Poisoning of Hydrogen Dissociation at Pd (100) by Adsorbed Sulfur Studied by ab initio Quantum Dynamics and ab initio Molecular Dynamics

TL;DR

This study uses advanced quantum and molecular dynamics simulations to investigate how sulfur coverage on Pd (100) surfaces affects hydrogen dissociation, revealing complex dynamics and challenging previous simplified models.

Contribution

It provides a comprehensive ab initio analysis of hydrogen dissociation on sulfur-covered Pd (100), highlighting the importance of full degrees of freedom and complex PES effects.

Findings

Strongly corrugated potential energy surface influences dissociation

Tunneling and zero-point vibrations significantly affect dynamics

Traditional low-dimensional models may be invalid

Abstract

We report calculations of the dissociative adsorption of H_2 at Pd (100) covered with 1/4 monolayer of sulfur using quantum dynamics as well as molecular dynamics and taking all six degrees of freedom of the two H atoms fully into account.
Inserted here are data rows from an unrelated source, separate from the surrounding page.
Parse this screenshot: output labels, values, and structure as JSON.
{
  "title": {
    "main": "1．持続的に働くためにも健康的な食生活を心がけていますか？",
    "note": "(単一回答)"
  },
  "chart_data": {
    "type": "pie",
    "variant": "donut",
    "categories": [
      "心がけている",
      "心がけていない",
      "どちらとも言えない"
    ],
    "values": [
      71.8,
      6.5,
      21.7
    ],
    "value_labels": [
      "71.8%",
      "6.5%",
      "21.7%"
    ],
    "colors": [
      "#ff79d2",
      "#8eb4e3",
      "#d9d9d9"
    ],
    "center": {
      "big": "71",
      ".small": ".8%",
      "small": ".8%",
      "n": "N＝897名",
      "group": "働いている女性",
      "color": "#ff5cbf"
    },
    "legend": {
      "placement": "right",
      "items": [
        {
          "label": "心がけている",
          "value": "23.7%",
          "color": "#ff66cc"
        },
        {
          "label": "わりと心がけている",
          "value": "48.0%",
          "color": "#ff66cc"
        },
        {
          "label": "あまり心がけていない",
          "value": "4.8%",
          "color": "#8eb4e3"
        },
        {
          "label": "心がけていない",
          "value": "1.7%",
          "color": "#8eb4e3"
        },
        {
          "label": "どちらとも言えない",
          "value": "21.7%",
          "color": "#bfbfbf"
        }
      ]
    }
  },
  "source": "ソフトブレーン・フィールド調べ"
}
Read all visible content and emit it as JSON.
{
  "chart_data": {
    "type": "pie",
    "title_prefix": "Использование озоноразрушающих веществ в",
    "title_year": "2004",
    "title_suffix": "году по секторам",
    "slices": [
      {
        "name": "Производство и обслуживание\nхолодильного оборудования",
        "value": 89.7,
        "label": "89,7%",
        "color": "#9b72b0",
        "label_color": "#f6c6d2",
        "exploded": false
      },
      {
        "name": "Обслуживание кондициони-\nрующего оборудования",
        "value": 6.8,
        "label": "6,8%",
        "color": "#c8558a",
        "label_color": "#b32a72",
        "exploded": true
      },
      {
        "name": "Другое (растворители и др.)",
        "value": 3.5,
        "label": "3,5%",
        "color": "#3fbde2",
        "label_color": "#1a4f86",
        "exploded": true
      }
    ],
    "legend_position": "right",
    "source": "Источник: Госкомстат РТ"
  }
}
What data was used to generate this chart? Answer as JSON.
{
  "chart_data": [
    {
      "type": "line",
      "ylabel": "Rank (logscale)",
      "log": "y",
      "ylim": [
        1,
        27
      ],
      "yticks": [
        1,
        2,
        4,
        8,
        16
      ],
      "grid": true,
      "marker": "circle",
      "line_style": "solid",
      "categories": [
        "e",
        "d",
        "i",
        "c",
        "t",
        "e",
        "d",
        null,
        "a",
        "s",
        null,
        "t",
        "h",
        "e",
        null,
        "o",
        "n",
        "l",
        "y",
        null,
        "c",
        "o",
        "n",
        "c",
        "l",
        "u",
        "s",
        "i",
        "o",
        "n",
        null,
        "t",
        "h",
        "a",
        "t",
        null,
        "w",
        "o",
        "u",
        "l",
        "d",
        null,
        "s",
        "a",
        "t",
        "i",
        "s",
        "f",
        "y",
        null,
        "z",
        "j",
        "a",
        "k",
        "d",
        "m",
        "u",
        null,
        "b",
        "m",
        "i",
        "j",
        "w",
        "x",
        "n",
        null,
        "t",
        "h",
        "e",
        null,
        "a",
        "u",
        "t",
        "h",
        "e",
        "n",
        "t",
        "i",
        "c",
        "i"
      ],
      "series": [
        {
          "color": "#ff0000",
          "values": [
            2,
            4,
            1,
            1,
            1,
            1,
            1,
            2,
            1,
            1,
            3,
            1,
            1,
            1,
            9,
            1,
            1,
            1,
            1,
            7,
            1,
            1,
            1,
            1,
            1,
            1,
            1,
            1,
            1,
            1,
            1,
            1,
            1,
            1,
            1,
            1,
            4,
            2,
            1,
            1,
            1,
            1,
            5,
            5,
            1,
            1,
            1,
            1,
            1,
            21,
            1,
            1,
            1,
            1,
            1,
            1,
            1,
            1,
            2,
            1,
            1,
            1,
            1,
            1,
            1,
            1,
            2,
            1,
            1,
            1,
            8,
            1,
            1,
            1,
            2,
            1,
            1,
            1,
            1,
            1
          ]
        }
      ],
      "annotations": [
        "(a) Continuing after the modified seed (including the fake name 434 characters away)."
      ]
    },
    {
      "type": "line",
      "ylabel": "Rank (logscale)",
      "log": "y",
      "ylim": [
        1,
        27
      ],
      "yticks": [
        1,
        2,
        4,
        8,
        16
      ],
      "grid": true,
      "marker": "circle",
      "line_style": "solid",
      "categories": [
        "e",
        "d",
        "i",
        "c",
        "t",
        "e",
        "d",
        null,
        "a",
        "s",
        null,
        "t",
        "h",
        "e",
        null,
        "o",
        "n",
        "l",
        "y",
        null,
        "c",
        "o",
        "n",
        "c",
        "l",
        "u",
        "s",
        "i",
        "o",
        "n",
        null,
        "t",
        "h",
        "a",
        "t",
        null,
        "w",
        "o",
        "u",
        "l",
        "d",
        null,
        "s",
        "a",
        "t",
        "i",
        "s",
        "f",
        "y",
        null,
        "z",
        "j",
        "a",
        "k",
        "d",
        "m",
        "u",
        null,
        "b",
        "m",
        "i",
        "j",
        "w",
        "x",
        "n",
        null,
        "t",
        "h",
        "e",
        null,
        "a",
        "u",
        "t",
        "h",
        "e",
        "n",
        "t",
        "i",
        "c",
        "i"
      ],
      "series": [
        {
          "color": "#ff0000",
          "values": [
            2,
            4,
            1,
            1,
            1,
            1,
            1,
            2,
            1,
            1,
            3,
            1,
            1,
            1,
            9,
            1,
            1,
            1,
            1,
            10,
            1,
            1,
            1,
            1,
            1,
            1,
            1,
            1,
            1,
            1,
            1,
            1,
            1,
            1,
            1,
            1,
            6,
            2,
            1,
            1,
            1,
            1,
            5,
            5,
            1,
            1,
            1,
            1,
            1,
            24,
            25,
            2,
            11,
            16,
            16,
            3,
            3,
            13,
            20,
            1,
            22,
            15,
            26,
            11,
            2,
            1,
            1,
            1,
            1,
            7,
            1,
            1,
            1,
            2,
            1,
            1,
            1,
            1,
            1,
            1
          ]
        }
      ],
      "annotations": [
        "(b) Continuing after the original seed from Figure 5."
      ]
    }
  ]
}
The ab initio potential-energy surface (PES) is found to be very strongly corrugated. In particular we discuss the influence of tunneling, zero-point vibrations, localization of the nuclei's wave function when narrow valleys of the PES are passed, steering of the approaching H_2 molecules towards low energy barrier configurations, and the time scales of the center of mass motion and the other degrees of freedom. Several ``established'' concepts, which were derived from low-dimensional dynamical studies, are shown to be not valid.